What’s more, Botulinum Toxin has been used for over 50 years in the medical industry – having proven highly successful in treating problems such as excessive sweating (hyperhidrosis) and alleviating the symptoms of chronic migraines. Higher dosages of Botulinum Toxin have also been used on children in order to treat ticks and muscle spasms with positive results. In fact, an article published in the Medical Hypotheses journal states that the substance shows great potential as therapy for a huge range of conditions including tumors, asthma, depression and even cystic acne.
Despite notes from the FDA warning that Botulinum Toxin may migrate up to 3 centimetres from where it was injected, the recommend cosmetic doses (typically less than 100 units) is much lower than the lethal dosage needed to cause death. (2,500-3,000 units) Thus, causing death by Botox is in fact, extremely rare.

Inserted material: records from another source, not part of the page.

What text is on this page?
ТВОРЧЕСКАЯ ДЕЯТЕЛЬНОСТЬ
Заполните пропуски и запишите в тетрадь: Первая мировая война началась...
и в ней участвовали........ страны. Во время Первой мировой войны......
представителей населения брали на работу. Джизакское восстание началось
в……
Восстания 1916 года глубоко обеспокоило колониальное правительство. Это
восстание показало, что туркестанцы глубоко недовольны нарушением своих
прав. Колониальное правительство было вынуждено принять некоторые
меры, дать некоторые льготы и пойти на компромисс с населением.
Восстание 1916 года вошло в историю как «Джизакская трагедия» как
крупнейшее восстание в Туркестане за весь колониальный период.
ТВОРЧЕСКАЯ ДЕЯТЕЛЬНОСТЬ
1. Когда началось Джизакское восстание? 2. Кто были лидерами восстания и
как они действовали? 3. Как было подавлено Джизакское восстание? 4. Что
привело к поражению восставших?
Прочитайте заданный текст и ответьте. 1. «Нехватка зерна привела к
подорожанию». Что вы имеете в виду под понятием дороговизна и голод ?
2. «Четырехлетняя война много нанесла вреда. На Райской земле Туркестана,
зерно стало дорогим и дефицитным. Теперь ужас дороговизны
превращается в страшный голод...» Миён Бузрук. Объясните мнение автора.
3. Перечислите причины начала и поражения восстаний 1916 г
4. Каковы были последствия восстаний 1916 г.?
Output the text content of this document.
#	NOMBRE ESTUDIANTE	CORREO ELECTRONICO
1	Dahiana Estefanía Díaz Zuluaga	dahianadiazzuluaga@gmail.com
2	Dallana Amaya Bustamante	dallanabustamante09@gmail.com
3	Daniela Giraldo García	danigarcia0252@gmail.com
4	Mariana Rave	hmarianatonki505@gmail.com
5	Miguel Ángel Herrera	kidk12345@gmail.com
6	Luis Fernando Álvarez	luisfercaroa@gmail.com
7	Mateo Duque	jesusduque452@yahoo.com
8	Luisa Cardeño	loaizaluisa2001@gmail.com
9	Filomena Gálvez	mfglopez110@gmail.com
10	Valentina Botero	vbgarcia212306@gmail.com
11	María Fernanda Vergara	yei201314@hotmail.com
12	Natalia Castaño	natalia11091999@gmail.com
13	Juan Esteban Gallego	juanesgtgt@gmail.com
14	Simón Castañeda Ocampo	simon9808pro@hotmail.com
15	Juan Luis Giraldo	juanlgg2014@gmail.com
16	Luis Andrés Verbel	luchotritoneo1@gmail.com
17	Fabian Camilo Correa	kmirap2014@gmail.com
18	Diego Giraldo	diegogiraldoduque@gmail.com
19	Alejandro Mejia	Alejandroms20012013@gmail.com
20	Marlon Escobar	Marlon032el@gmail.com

In most cases, severe side effects have never been linked to dermatologic use, with majority instead coming from therapeutic cases in the presence of other key factors – higher dosages, injections in the wrong areas and other underlying medical conditions that a patient might have.
Therefore, concluding to say that Botox is poisonous and fatal is misguided and false. With the data delivered, one thing can be said for sure – Botox risks are largely minimized when done with a safe and experienced, licensed medical doctor.
Two Critical Roles At Play
With all that terrifying news headlines, there is still light at the end of the tunnel.
On one hand, doctors and practitioners need to be steadfast and uncompromising when it comes to implementing best practices – including getting licensed and only using HSA-approved brands for injections.
On the other hand, patients need to be 100 percent transparent with their doctors, sharing with them their full medical history and listing down all allergies during the initial consultation. Inform the doctor to let him or her know if it is your first time doing Botox, or if you have gone for another injection in the last 4 months.
Most importantly, be aware of the symptoms such as having problems swallowing, speaking or breathing that will require immediate medical attention. Even symptoms such as drooping eyelids, double vision or muscle weakness can be clear signs of something more serious.
There can no longer be a laidback attitude when trying to come out of the grey area –
at The Clifford Clinic, we highly respect our roles in the medical aesthetics industry, whether it is Botox or smaller procedures such as acne scar removal and acne scar treatment – and we believe you should too.